All correspondence or questions concerning the Plan should be directed to the Plan Administrator, The Bank of New York, P.O Box 463, East Syracuse, New York, 10357-0463, Attention: Shareholder Services Department , Phone Number:(800) 701-8178.

 

20 | SemiAnnual Report | June 30, 2006  


MCN | Madison/Claymore Covered Call Fund

 

Investment Management Agreement Contract Re-approval | (unaudited)

On May 18, 2006, the Board of Trustees, including the Independent Trustees (those trustees who are not interested persons as defined by the Investment Company Act of 1940), of the Madison/Claymore Covered Call Fund (the “Fund”) met to consider the renewal of: (1) the investment advisory agreement (“Investment Advisory Agreement”) between the Fund and Claymore Advisors, LLC (“Adviser”) and (2) the investment management agreement (“Investment Management Agreement”) among the Adviser, the Fund and Madison Asset Management, LLC (“Sub-Adviser”). (The Investment Advisory Agreement and the Investment Management Agreement are together referred to as the “Advisory Agreements.”) As part of their review process, the Independent Trustees were represented by independent legal counsel. The Board of Trustees reviewed materials received from the Adviser, the Sub-Adviser and independent legal counsel. The Board of Trustees also had previously received information since inception regarding performance and operating results of the Fund.

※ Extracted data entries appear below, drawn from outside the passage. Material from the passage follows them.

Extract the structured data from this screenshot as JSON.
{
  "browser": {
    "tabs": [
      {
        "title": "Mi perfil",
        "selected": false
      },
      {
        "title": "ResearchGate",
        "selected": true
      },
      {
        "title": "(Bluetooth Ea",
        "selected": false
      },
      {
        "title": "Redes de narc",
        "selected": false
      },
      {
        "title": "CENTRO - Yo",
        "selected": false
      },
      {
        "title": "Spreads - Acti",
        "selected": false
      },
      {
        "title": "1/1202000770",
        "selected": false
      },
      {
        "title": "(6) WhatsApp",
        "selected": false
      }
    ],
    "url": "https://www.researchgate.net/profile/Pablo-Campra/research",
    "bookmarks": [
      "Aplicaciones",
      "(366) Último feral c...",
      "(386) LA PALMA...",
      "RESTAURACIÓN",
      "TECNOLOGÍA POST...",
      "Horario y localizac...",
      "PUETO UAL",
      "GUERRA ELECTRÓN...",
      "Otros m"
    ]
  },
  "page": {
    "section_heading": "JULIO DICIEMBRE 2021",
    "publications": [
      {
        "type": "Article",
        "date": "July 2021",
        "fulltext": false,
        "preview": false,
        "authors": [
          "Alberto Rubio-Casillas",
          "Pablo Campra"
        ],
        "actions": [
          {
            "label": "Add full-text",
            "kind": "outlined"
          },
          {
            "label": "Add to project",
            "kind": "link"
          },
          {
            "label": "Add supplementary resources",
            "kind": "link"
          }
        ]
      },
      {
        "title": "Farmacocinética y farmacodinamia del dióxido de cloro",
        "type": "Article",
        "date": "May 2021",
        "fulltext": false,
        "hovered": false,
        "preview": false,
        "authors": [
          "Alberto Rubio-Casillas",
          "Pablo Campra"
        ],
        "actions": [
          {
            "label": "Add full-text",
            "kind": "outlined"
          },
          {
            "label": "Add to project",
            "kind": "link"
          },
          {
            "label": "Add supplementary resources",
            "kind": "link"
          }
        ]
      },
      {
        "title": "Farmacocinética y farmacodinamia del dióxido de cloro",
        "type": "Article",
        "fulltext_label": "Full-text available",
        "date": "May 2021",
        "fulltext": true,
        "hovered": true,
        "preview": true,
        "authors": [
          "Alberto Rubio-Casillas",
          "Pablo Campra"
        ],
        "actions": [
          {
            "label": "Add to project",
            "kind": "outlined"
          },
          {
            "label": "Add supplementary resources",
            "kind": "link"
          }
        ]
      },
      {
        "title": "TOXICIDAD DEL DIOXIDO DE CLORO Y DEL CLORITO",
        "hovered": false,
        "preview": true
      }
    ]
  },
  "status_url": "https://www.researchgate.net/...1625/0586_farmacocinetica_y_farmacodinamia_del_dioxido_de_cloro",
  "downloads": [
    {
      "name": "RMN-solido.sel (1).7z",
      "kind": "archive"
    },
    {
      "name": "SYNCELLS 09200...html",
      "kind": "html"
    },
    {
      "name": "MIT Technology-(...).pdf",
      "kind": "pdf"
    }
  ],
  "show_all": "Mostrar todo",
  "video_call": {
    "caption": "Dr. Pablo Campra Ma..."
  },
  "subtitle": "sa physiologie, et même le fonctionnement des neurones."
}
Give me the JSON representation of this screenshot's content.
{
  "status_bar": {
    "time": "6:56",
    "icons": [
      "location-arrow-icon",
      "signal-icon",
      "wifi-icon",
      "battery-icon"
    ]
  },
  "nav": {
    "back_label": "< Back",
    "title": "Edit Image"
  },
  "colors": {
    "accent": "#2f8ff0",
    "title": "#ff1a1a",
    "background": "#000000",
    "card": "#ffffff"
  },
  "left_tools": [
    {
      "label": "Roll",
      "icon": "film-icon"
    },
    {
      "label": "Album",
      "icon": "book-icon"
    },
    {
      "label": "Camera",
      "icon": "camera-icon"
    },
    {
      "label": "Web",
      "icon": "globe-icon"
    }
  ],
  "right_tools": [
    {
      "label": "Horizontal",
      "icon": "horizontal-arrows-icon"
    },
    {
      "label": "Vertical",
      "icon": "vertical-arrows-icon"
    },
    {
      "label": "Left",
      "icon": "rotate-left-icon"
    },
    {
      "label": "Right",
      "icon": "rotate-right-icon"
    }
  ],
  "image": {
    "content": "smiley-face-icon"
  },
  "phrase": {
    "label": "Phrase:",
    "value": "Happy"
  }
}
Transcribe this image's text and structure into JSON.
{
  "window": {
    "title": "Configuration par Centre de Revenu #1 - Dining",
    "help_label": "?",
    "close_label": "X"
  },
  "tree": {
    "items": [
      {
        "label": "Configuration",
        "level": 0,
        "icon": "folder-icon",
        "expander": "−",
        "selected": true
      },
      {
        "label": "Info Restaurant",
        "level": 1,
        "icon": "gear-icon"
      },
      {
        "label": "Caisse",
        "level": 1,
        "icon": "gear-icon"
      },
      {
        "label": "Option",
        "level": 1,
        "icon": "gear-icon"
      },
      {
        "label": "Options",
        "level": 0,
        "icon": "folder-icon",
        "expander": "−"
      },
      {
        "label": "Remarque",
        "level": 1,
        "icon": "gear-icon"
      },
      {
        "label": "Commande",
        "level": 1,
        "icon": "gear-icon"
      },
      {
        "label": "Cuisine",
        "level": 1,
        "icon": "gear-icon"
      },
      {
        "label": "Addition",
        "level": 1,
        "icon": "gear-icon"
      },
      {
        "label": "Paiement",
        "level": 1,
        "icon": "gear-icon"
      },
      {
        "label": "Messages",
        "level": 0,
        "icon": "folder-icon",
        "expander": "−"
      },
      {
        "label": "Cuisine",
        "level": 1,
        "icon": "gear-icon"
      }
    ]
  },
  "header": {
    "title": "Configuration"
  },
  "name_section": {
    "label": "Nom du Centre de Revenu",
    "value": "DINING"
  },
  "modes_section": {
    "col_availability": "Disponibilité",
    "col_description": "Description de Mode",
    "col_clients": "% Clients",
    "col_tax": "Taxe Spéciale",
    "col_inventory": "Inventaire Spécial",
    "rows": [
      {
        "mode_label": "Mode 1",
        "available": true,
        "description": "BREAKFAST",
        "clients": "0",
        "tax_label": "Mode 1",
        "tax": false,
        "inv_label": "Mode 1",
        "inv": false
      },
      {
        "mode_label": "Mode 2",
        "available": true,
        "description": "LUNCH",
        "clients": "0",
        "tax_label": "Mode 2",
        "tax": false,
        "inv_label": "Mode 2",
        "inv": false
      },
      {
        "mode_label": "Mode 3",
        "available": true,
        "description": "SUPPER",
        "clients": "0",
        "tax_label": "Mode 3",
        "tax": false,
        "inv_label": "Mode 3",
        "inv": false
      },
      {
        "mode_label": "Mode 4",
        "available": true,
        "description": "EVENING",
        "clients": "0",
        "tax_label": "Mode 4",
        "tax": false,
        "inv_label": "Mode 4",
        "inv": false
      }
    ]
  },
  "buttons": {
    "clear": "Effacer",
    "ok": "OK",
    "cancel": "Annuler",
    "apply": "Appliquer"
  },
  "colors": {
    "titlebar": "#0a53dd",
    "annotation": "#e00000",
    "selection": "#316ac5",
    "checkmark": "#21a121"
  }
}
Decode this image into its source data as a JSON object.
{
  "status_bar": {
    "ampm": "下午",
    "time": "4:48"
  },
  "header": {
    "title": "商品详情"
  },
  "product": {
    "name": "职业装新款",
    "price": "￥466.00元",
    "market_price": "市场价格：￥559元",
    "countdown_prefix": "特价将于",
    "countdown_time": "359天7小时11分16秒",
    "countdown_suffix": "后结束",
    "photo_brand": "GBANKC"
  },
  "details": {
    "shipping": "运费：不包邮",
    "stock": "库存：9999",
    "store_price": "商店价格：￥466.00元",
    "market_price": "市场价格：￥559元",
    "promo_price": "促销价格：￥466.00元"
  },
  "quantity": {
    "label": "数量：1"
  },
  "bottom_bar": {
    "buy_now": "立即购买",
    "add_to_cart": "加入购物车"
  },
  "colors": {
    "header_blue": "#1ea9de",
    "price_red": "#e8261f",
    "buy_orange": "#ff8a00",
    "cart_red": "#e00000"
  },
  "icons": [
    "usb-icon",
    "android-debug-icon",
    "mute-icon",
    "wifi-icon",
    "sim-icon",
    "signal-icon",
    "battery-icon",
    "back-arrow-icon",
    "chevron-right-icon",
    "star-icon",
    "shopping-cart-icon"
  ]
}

In preparation for their review, the Independent Trustees communicated with independent legal counsel regarding the nature of information to be provided, and independent legal counsel, on behalf of the Independent Trustees, sent a formal request for information to the Adviser and Sub-Adviser. The Adviser and the Sub-Adviser provided extensive information in response to the request. Among other information, the Adviser and Sub-Adviser provided general information to assist the Board of Trustees in assessing the nature and quality of services provided by the Adviser and Sub-Adviser, information comparing the investment performance, advisory fees and total expenses of the Fund to other funds, information about the profitability from the Advisory Agreements to each of the Adviser and the Sub-Adviser and the compliance policies and procedures adopted by each of the Adviser and the Sub-Adviser.

Based upon its review, the Board of Trustees unanimously concluded that it was in the best interest of the Fund to renew each of the Advisory Agreements. In reaching this conclusion for the Fund, no single factor was determinative in the Board of Trustee’s analysis, but rather the Board of Trustees considered a variety of factors.

Investment Advisory Agreement

With respect to the nature, extent and quality of services provided by the Adviser, the Board of Trustees noted that the Adviser had delegated responsibility for the investment and reinvestment of the Fund’s assets to the Sub-Adviser. The Board of Trustees considered the Adviser’s responsibility to oversee the Sub-Adviser and that the Adviser has similar oversight responsibilities for other registered funds for which it serves as investment adviser. The Board of Trustees also considered the secondary market support provided by the Adviser to the Fund. The Board of Trustees reviewed financial information regarding the Adviser and its parent company and considered the parent company’s guaranty of the Adviser’s obligations under the Investment Advisory Agreement. The Board of Trustees considered the experience and qualifications of the Adviser’s personnel relating to compliance oversight, as well as its capabilities concerning its monitoring of the Sub-Adviser’s portfolio management team. Specifically, the Board of Trustees noted the ongoing oversight activities performed by the Adviser, including on-site diligence visits, monitoring of compliance with policies and procedures and transactional and forensic testing. After considering these factors, the Board of Trustees concluded that the Adviser and its personnel were qualified to serve the Fund in an oversight capacity.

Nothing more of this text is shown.